And today's conservatives might usefully note that although Reagan rose to power through ideological politics, he was not an ideologue. When it turned out that the 1981 tax cuts he signed were too big, Reagan heeded Sen. Bob Dole's advice and agreed to some tax increases that he insisted on calling "revenue enhancers." And Reagan the Cold Warrior saw more clearly than almost any other world leader -- Margaret Thatcher was another -- that the new Soviet boss Mikhail Gorbachev was, as Reagan put it, "a serious man seeking serious reform."

Winning the Cold War was thus a four-step process. It began with the containment policies of Truman and Eisenhower. After Vietnam, Jimmy Carter's human rights policies helped restore the United States' moral standing. Reagan's toughness and confidence played a role (particularly on the matter of placing new missiles in Europe). But the end of the Soviet Union was hastened because Ronald Reagan was flexible enough to accept the idea that even the "evil empire" could change.
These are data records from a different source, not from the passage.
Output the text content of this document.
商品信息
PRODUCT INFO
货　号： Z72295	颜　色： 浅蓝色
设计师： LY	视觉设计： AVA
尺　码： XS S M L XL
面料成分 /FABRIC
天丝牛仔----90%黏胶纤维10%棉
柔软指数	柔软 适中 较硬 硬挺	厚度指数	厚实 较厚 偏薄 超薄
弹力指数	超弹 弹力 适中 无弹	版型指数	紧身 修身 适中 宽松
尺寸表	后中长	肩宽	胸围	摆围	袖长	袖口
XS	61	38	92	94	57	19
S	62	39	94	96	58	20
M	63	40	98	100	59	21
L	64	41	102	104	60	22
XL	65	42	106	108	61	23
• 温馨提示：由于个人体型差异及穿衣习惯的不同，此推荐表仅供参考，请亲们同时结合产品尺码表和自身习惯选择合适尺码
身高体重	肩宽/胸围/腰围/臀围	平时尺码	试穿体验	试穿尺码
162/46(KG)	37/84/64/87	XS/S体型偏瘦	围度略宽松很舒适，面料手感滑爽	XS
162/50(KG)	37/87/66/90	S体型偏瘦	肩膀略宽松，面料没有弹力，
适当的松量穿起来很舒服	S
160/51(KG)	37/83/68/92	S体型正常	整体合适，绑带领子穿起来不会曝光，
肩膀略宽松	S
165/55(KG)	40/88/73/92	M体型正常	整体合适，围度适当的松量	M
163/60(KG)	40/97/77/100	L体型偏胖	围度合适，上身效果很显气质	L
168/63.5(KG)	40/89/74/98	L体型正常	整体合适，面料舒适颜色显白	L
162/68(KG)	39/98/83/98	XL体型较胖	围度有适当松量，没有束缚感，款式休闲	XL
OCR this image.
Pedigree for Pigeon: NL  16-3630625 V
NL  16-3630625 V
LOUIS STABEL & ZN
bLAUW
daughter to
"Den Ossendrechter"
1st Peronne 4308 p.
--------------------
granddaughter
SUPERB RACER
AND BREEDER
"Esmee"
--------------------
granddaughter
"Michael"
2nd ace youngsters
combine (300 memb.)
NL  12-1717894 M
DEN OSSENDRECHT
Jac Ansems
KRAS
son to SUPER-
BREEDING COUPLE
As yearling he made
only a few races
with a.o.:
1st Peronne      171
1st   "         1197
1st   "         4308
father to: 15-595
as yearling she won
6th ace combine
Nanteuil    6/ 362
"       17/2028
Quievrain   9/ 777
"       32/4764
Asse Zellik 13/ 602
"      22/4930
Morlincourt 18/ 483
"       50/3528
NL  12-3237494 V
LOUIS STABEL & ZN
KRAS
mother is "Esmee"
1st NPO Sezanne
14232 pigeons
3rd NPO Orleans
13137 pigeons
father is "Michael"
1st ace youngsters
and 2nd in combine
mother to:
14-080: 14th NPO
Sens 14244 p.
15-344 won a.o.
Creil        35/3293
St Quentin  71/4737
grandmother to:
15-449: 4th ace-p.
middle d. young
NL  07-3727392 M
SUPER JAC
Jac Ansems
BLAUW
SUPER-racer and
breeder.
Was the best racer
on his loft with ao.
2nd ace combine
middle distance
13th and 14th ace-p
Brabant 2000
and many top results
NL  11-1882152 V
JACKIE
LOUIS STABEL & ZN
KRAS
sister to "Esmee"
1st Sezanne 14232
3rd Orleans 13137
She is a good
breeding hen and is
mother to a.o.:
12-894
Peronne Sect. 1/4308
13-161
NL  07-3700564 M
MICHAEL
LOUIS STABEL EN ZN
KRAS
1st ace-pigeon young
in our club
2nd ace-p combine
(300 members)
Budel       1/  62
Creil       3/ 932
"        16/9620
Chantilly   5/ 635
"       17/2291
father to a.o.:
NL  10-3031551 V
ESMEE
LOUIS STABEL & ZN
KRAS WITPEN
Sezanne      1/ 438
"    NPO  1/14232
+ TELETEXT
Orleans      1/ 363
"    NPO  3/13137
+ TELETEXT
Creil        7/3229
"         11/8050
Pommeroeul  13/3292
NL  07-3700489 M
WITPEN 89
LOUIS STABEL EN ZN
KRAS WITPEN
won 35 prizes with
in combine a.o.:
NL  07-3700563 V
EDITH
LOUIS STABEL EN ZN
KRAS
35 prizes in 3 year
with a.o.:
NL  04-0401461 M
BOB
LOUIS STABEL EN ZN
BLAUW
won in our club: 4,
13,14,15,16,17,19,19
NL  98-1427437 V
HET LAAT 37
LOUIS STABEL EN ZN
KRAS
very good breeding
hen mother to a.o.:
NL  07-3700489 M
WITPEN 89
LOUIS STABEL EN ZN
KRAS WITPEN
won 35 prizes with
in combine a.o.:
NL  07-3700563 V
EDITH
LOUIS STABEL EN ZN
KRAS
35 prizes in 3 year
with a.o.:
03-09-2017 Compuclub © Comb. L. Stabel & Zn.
It is thus paradoxical that liberals may join in building up Reagan's legacy because they now see him as positively moderate and hugely flexible in comparison with the current White House occupant. In that process, Reagan's failures should not be overlooked, among them the disaster in Lebanon, the Iran-contra scandal and the deficits that Reagan insisted would never appear.

But like most effective presidents, Reagan understood that he was inheriting a past whose best moments were created by the opposition party no less than by his own. Reagan could be tough, but he did not go for divisiveness, intolerance or nastiness. He ran for reelection as the sunny guy who brought us "Morning in America." Reagan's critics made fun of that ad. In today's climate, its spirit would come as a great relief.